In the meantime, health care practitioners recommend that consumers take a common-sense approach to cosmetics. For starters, don’t let young children play with lipstick. You should treat it like something dangerous, because if they eat it, a comparatively large level of metals are going into a small body. And be cautious about how often you reapply that shimmering color. Given the uncertainties, two or three times a day is all that beauty can reasonably demand. More information can be found at this site: http://well.blogs.nytimes.com/2013/08/16/is-there-danger-lurking-in-your-lipstick/?_php=true&_type=blogs&_r=0.
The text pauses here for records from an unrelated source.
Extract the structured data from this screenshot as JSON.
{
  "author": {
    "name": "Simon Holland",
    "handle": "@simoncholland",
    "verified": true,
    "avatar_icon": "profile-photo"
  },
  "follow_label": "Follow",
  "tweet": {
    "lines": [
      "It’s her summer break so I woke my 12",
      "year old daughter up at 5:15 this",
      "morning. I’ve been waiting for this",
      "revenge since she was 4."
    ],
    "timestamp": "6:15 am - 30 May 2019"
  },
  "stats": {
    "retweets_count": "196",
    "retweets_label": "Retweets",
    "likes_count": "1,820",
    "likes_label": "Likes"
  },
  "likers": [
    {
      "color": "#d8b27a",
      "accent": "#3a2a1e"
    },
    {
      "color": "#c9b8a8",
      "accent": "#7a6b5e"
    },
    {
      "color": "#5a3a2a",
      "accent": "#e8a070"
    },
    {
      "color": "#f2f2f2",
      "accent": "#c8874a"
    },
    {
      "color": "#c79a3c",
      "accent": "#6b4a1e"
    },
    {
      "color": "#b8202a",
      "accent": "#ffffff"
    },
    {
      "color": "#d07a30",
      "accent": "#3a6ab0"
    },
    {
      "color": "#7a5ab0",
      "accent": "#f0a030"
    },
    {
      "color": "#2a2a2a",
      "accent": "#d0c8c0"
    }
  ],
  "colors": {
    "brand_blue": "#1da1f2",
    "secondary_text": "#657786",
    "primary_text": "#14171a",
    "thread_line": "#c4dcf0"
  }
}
Cosmetics safety should be assessed not only by the presence of hazardous contents, but also by comparing estimated exposures with health-based standards. In addition to lead, metals such as aluminum, cadmium, chromium, and manganese require further investigation, according to the National Institutes for Health. A detailed overview of a scientific study can be found at this website: http://ehp.niehs.nih.gov/1205518/ .
Now that you're thinking about lipstick in a new way, let's look at the basics. In short, lipstick is a compressed tube of waxes, oils, additives and pigments that color and moisturize the lips. Most lipstick-wearers don't give much thought to anything other than the color, how it feels on their lips and how much it costs. Lipstick can be had for anywhere from $1 to $100, depending on the brand. One lipstick made by Guerlain costs more than $60,000, but that's probably because of its diamond-encrusted, 18-karat gold tube, according to HowStuffWorks.com.
Although there are many different types of lipsticks and a vast array of colors, there are some basic ingredients. And that list of ingredients above is just a paltry few of the many substances that might be in the tube of lipstick in your purse. For many women, wearing lipstick for the first time is a rite of passage, and even if they wear no other makeup, they feel naked without it. Lipstick essentially began the modern cosmetics industry. Much more info on lipstick can be found at this website: http://health.howstuffworks.com/skin-care/beauty/skin-and-makeup/lipstick.htm.
Lipstick in general is considered to be safe, but check the ingredients with the manufacturer of the brand you want to buy. Although the health effects of lipstick have not shown to be harmful yet, there is a growing body of evidence that it could cause long term issues. If you suspect that you may have health related issues due to using lipstick, see your doctor. All health issues should be addressed by a physician or professional medical practitioner.